Cool Comfort: A Review of Spoke & Steele

A downtown beauty is full of surprises.

 

It seems odd, at first, finding a dish named Mormon Funeral Potatoes at a restaurant as posh as Spoke & Steele. What business does a lowly hashbrown casserole, baked in its own cast-iron skillet and crowned with cornflakes, have here—among barrel-aged cocktails and deep clamshell make-out booths, in an establishment that bills itself as “the next big thing in downtown Indy”? You get your answer in one bite of creamy, crunchy, church-potluck umami, its cheesy depths touched by sour cream, studded with potatoes cooked into submission, and sweetened by a delicate crust of breakfast cereal—a hot dish as lusciously complex as any bespoke cuisine.

Spoke & Steele is full of surprises like that. Opened over the winter with the $13 million renovation of downtown’s historic Canterbury Hotel, now part of the international Le Meridien luxury chain, this sleek 70-seater occupies the front half of the 1928 building’s street level. A suited doorman stands at the entrance, and the occasional porter guides a loaded luggage cart past the hostess stand. Mad Men could film an episode in the adjacent lounge of low-slung sofas and Danish-style curved-wood chairs. And the dining room features a slate-on-white color scheme with a manly motorsports theme (the Steve McQueen Room is a VIP homage to the King of Cool’s flinty profile), starburst light fixtures, and dimly lit alcoves. Patrons can sip a throat-warming bourbon drink called Le Mans Rough Rider (which includes, among other ingredients, raisin-spiced liqueur, bacon syrup, and smoked paprika) beside a white-brick fireplace. Or they can belly up to a showpiece bar for classic cocktails shaken by a handsome mixologist in gray suspenders.

Of course, Spoke & Steele would be but an empty tufted-leather shell if its kitchen staff didn’t match skills with the decorator.

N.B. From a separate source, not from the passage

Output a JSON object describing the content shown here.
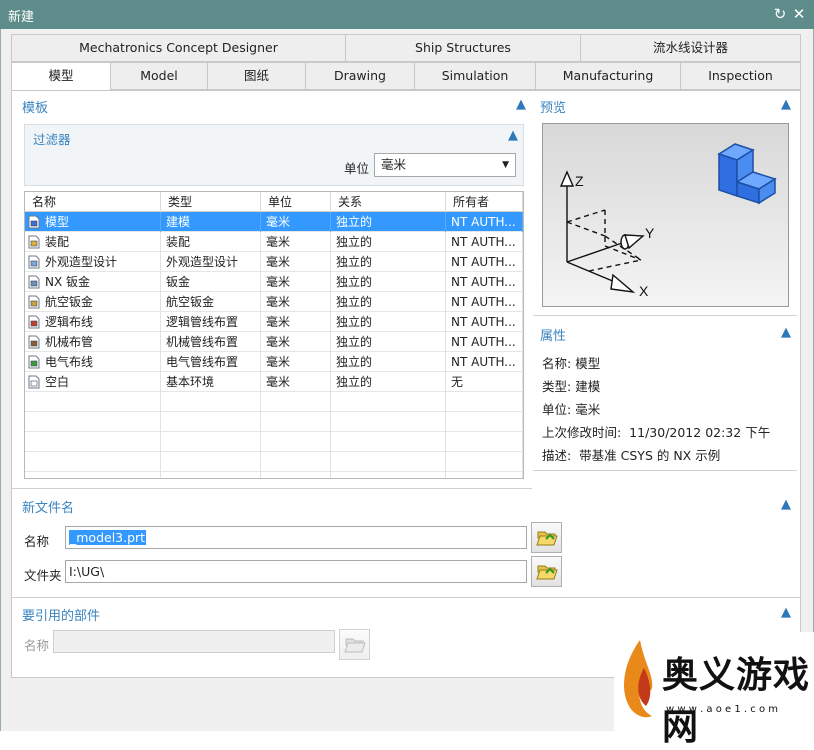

Of course, Spoke & Steele would be but an empty tufted-leather shell if its kitchen staff didn’t match skills with the decorator. Luckily, the menu—composed by chef Tyson Peterson, whose resume includes a recent stint at legendary chef Jean-Georges Vongerichten’s J & G Grill in Park City, Utah—strikes a balance between fine dining and solid, crowd-pleasing fare. Seared crispy bass, an early hit, sits atop charred-corn pudding so that the earthy sweetness of the vegetable mingles with the meaty white Antarctic fish, set off by an acidic garnish of marinated Brussels-sprout leaves and grape tomatoes. A dry-aged pork chop, as thick and richly marbled as a bone-in ribeye, gleans even more flavor from a base of truffle-maple sauce (a better-composed choice than the oversalted soy-braised short rib buried under a sticky tangle of onion marmalade).

Peterson is just as impressive when he’s having fun. The chef’s Shredder burger basks in the number-one spot on a selection of Large Plates. Rightfully so. A scrim of Indiana-produced Steckler cheddar melts into the crevices of its loose-packed beef patty, topped with ribbons of iceberg and a generous glop of Utah Fry sauce, an addictive pinkish condiment that, without apology, combines ketchup with mayonnaise and some pickle juice. Gourmet pots de creme are scooped out of squat glass jars, as is a smoky salmon dip as thick as cream cheese. And the wedged #frites (pronounced “hashtag frites”) are stacked and configured on the plate in the shape of social media’s favorite punctuation mark, but I would update my status with them regardless. The skins are crisped with sea salt. The insides, fluffy and hot.

The Le Meridien chain—which has locations from Cairo to Fuji to Qingdao—tries to give each of its hotels a sense of place unique to the city. If Peterson, tasked with a regionally inspired menu that changes with the seasons and the ephemeral nature of Indiana produce, had to do a bit of culinary archeology, he unearthed a treasure in the pork-belly corn dogs. As hulking and misshapen as the State Fair stars, these fried-cornbread zeppelins replace the hotdog with velvety strips of uncured pork. The combination of textures—fat melting into breading that’s crisped on the outside—along with the whimsy of eating fried food on a stick, brilliantly taps into the Hoosier-foodie gestalt. Love it or hate it. Either way, biting into all those silky layers of pork belly might make you feel like you’ve died and gone to heaven. Just be sure to stop at the wake for a scoop of Funeral Potatoes.